Over the past year, I'm seeing indications of what will be a big trend in cloud consumption: let's move our network to the cloud along with data centers. I'm talking about the WAN network primarily which many enterprises maintain worldwide. Local offices will still need connectivity to the WAN; it's just that they will increasingly become on-ramps to the worldwide WAN hosted in the cloud. In other words, data centers will no longer be the "center" for all network access.
Graphically, the concept of moving the WAN to the cloud would look like figure 1 below. Notice how all data centers and offices are connected to the WAN that handles traffic between them. While the image doesn't describe it, the Cloud-based WAN is worldwide and can serve offices and data centers across the globe.
Figure 1: Cloud-based WAN Network
Let's contrast this with figure 2 which depicts the WAN network topology common in enterprises today. Note that public cloud access typically routes via data centers making enterprise application access data center centric. Worldwide connectivity is managed by a custom MPLS network.
Figure 2: Traditional Worldwide MPLS Network
I'm seeing several motivations for the change in thinking about how worldwide networks should be organized. I'll separate the reasoning into the following categories:
- Complexity
- Performance
- Financial
- Speed to Market
Complexity
The complexity of non-Cloud MPLS networks, the base for most enterprise worldwide WANs, is tremendous. MPLS networks typically require large amounts of hardware that needs to be upgraded and replaced regularly. They take a large networking staff. While some outsource that to an MSP provider, they are still necessary. Outsourcing a large portion of the network to cloud vendors outsources this complexity and associated maintenance to a large degree. They also tend to be replete with numerous vendor contracts.

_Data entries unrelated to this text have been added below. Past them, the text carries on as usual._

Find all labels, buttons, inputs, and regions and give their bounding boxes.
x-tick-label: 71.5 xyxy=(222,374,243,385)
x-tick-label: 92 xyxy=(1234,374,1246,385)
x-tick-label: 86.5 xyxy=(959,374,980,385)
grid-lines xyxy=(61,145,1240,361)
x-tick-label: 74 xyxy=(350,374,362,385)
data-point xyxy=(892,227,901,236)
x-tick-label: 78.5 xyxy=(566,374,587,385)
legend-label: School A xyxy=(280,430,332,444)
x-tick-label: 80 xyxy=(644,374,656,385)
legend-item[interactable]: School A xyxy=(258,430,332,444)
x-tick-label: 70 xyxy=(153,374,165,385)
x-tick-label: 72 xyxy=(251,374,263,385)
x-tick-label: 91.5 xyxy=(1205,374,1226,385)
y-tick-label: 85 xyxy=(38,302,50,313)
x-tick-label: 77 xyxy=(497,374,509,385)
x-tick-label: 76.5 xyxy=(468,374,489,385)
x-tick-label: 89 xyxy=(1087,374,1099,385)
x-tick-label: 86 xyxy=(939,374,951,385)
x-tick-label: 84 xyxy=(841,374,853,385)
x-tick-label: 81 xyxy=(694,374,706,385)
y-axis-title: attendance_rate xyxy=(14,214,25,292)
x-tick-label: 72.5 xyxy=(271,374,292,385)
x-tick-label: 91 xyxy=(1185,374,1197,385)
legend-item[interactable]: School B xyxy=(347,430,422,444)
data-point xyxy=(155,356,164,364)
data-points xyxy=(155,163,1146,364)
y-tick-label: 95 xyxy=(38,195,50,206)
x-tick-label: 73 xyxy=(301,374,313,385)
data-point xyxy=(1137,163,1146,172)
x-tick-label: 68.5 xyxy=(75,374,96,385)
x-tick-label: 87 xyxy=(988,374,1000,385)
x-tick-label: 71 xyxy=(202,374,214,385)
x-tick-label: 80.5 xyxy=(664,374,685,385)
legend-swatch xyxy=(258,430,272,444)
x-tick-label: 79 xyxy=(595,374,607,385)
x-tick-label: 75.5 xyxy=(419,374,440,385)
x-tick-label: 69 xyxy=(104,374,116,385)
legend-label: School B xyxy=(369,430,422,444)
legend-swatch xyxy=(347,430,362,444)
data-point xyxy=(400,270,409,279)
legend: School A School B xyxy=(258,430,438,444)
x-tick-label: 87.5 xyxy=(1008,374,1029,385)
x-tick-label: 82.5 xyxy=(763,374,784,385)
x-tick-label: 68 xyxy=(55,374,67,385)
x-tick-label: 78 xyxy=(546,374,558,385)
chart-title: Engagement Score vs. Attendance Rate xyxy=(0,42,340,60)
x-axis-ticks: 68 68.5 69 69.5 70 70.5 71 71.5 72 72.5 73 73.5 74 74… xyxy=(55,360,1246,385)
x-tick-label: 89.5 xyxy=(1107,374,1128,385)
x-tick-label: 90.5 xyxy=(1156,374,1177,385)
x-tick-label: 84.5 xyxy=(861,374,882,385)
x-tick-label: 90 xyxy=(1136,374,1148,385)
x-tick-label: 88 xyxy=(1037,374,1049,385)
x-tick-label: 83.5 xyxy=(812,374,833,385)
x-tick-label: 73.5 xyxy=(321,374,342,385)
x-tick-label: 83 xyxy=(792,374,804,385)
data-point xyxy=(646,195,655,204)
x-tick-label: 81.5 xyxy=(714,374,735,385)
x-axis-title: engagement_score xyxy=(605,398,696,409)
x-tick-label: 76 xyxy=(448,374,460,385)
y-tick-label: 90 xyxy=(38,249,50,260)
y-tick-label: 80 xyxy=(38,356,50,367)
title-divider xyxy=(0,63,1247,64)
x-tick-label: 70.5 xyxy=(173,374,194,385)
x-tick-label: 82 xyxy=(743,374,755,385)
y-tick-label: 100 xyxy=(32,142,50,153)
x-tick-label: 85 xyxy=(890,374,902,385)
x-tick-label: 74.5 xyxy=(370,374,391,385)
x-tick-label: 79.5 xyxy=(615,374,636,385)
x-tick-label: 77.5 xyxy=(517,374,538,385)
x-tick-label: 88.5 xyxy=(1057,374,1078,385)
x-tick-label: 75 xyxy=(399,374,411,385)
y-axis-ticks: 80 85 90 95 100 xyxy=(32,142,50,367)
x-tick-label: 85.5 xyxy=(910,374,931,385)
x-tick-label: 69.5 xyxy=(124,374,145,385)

The complexity increases the business risk of change. MPLS networks are rarely supported by testing sandbox environments and automation. Many still make changes manually leading to inevitable human error and outages for users. Utilizing cloud vendors makes it much easier to automate the WAN infrastructure and provides a sandbox environment to test networking-related changes. This decreases the business risk of changes to networking infrastructure. This is huge. For most enterprises, the WAN that integrates all data centers and offices is essential.
Simpler capacity planning requirements. Hardware and vendor contacts needed for worldwide MPLS networks require sophisticated capacity planning due to long lead time requirements. This requirement is much simpler with cloud WAN implementations. Capacity planning still exists, but it is far simpler and is easily changeable and adaptable on the fly.
Performance
Network latency is generally significantly lower (faster) using cloud-provided WAN networking than worldwide MPLS networks. While your mileage will vary depending on your MPLS implementation, so much R&D goes into cloud-provided WANs that the likelihood that an enterprise will keep up any network performance advantages over time is low. Face it, most firms just can't compete.
Network latency is higher (slower) accessing resources that require networking between on premises and the cloud. As more IT workloads move from on premises to the cloud, closer proximity to the cloud will yield better performance. To this end, I see more enterprises leveraging cloud VPN services, which are closer to most application workloads, yielding better performance.
Financial
Converting networking hardware and infrastructure from capital expense (CapEx) to operational expense (OpEx) is appealing to many enterprises from an accounting perspective. As with computing resources, you pay for what you use for cloud-based WANs without hardware expenditures and management.
Networking labor is expensive specialized labor. Outsourcing that labor to cloud providers is definitively cheaper. Some enterprises mitigate this cost by enlisting a managed services provider (MSP), but outsourcing that labor to cloud vendors is cheaper as it capitalizes on the cloud's economy of scale advantages.
Speed to Market
No more long lead times for MPLS network upgrades and capacity increases. Increasing capacity in a cloud-provided WAN is typically measured in hours, not months. Furthermore, cloud-provided WAN products benefit from the cloud's dynamic scaling capabilities. Increasing MPLS network capacity takes sophisticated capacity planning and typically long lead times due to additional hardware expenditures.
Additional Benefits
The firm gets access to research and development advances made by cloud providers. The R&D resources that cloud providers are investing in WAN technologies surpass what most enterprises are able or willing to invest in. This means that over time, any differences in functionality and performance are likely to appear in cloud vendors first.
A cloud-based WAN is a natural partner when combined with a cloud-based VPN capability. This makes sense especially if the cloud hosts a larger percentage of application compute resources. Consuming the cloud-providers VPN solution moves those compute resources closer to what users access. With that closer proximity, typically comes better performance.
A cloud-based WAN is a natural partner for integrating multiple cloud providers. That is, Your AWS footprint can be securely connected to your Azure or GCP footprint directly. This avoids the slower connection between the cloud providers through an on premises data center.
Concluding Remarks
I'm reporting what I'm seeing at clients. This idea made no sense when many had a small fraction of their IT footprint in the cloud. Now that most firms now have most of their footprint in the cloud, thinking on how to provide worldwide access to internal users needs to evolve. And the time for that evolution has come.